India accounted for 56% of the world’s new leprosy infections in 2010 (126,800 of a total of 228,474 cases.) [CR: following the previous story, access to medical aid a big part of ending poverty.]

Australian advertising market to grow 2.8% a year over the next four years to $14 billion, 2% in 2012 to $12.5 billion (PwC report). Entertainment and media market to grow 4.1% over four years to $38 billion. Internet advertising expected to grow from $3 billion to $4.7 billion over four years. Media companies face two scenarios: a “dystopia” where consumers continue to expect digital content to be free; or “the more likely outcome” whereby media companies provided a collection of niche, customised content for which consumers were willing to pay. [CR: Digital is significantly cheaper and more engaging through interaction than TV, but that does not mean you do not have to work for your spend.  I have blogged in the past about the lack of accountability using marketing spends as an example. We are seeing the invisible hand of the market correct itself, as competition in the digital space raises the quality of engagement.]

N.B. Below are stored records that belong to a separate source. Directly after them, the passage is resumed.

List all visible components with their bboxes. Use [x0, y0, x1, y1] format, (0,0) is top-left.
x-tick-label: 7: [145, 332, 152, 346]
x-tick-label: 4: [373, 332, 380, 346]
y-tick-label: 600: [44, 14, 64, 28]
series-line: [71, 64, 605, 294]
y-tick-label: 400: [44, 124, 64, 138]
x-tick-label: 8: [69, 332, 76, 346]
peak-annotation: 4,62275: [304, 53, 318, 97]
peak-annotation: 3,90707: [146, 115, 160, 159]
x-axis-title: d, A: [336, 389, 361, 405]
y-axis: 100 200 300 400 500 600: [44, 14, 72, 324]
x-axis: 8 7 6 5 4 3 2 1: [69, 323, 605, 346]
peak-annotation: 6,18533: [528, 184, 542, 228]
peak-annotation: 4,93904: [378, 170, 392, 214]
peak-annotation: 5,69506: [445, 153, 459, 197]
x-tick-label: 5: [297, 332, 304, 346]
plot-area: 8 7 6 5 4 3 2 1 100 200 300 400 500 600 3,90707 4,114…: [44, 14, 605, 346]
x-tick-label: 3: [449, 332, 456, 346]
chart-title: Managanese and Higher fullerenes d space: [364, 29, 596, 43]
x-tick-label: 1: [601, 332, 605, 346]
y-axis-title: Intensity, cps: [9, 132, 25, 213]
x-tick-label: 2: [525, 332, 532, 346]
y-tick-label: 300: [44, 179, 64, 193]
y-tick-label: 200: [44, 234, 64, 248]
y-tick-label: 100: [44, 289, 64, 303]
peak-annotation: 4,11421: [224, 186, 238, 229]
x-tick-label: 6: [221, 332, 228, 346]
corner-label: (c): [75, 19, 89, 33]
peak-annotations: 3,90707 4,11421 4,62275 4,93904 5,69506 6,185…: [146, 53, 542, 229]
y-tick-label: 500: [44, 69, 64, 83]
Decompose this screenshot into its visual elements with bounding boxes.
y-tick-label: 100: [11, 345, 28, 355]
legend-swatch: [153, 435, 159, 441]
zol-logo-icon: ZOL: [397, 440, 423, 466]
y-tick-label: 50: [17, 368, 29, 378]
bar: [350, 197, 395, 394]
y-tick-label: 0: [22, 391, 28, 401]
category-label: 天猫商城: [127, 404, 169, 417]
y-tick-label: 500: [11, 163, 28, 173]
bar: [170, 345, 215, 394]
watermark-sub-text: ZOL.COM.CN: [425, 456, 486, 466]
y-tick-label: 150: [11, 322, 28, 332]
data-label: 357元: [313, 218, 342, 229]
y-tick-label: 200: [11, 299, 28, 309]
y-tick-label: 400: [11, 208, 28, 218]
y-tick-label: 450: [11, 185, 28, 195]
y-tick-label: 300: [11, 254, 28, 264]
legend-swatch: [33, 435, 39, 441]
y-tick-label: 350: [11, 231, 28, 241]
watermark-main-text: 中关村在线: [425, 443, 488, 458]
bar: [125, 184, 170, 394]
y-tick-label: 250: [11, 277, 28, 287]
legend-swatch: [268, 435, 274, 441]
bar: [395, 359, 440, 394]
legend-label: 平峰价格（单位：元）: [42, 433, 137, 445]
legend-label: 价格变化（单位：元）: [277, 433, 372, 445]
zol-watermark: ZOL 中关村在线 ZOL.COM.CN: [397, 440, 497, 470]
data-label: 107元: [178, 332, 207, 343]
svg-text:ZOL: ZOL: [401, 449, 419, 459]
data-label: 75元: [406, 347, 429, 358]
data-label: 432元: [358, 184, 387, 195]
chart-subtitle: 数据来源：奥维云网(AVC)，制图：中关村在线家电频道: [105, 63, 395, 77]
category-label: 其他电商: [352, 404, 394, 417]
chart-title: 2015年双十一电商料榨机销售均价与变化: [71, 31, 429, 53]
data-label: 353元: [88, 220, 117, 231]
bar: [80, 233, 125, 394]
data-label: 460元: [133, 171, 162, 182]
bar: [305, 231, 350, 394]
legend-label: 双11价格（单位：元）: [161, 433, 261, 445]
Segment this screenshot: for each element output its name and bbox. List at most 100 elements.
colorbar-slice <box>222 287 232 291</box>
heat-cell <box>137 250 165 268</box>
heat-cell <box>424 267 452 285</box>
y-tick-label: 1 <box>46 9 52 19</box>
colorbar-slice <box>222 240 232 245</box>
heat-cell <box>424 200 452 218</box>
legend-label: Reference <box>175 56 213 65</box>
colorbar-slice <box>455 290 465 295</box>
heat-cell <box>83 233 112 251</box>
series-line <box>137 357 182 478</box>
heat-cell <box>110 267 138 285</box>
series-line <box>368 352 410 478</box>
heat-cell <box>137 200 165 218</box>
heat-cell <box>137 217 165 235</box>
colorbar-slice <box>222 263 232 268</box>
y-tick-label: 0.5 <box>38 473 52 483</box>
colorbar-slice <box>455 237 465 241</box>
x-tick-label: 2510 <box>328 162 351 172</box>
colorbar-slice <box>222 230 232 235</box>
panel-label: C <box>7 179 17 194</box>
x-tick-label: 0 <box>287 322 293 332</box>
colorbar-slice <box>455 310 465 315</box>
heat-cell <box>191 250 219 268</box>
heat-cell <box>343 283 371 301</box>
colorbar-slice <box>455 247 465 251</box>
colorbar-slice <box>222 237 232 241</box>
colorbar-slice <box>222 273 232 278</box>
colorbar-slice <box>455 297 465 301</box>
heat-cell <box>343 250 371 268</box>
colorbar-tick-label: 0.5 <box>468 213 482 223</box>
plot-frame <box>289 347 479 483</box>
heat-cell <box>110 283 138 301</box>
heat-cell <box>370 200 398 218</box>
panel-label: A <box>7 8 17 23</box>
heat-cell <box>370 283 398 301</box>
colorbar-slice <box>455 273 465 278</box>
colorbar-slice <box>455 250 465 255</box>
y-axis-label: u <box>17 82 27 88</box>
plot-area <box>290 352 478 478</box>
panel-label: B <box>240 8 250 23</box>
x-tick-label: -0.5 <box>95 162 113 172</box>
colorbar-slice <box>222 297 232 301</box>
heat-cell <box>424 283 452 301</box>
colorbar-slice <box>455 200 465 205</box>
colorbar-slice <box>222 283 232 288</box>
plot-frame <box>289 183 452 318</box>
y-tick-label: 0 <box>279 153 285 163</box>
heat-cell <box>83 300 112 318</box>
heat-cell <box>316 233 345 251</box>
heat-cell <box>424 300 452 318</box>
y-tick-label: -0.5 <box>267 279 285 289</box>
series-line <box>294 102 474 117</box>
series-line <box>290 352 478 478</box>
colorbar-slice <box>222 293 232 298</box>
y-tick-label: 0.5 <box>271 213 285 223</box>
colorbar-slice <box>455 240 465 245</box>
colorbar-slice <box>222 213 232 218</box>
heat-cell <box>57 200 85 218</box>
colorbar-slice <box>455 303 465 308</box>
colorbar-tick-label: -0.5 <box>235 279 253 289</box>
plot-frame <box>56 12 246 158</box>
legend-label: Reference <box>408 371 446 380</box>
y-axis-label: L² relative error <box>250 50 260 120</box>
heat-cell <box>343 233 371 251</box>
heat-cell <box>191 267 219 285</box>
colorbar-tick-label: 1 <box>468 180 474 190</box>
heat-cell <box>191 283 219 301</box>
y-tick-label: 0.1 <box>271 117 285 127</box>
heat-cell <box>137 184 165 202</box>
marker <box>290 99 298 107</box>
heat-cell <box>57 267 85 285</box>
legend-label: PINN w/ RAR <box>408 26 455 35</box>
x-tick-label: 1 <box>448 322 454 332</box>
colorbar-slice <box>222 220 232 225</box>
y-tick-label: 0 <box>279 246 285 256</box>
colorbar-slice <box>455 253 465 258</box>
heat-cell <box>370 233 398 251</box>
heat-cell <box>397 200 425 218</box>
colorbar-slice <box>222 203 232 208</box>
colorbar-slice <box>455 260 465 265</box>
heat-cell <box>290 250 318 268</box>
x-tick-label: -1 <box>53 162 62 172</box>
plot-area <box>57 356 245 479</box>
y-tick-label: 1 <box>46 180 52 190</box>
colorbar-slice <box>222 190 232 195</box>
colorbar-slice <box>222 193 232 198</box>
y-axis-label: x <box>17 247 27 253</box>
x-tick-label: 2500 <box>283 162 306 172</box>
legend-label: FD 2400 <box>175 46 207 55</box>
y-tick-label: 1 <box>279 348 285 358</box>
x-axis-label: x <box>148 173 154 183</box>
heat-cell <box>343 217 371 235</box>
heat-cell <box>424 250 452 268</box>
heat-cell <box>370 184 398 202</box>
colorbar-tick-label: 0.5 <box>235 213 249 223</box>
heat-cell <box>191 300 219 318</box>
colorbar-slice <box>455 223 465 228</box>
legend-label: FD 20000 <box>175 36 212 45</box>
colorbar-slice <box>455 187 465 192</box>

Losses of Facebook and other internet companies: Facebook initially valued at $US100 billion on eve of May debut now at $US65 billion. Social gaming Zynga stocks at 25% of peak from last year. Groupon and Netflix also under pressure. Old line tech companies like Apple, Google and Amazon are doing fine. CEOs and early investors might have been a little too eager to cash in. Companies can grow their markets faster than ever – but that means they can also reach saturation faster than ever. [CR: Is it a common failure as the banking system – greed and pride? The promise of celebrity status overriding solid business models and traditional academic business rigour?]

PWC Australian Entertainment and Media Outlook 2012-2016: Australian free to air (FTA) ad revenue expected to drop 4.5% next year. Digital channels accounted for 25% of total FTA viewing last year, helped boost overall FTA audience by 5%, but FTA will need to continue to evolve to accommodate technology advances and continuing fragmentation across platforms. Personal video recorders (PVRs) are now in at least 44% of homes, threat to effectiveness of TV advertising, 45% of viewers disengage or are not viewing ads at all. Newspaper advertising expected to fall at a compound annual growth rate (CAGR) of 5.1% over the next four years. Digital newspaper advertising expected to grow at a CAGR of 8.3% until 2016, but represents only 8% of the total annual newspaper advertising revenue. Magazine advertising expected to fall ata CAGR of 8.5%, magazine digital expected to increase 20.6%, represents 5% of total magazine advertising. Internet advertising will sustain 12% CAGR until 2016. Search and directories to grow at a CAGR of 13.2%, online display advertising to grow at a CAGR of 8.3%, Mobile advertising to grow CAGR 46% over the next four years. Mobile banners at 0.61% click through rates compared to 0.07% for browser-based banners. Australia has the world’s second-highest smartphone penetration rate behind Singapore. Global m-commerce expected to increase at a rate of 39% over the next four years.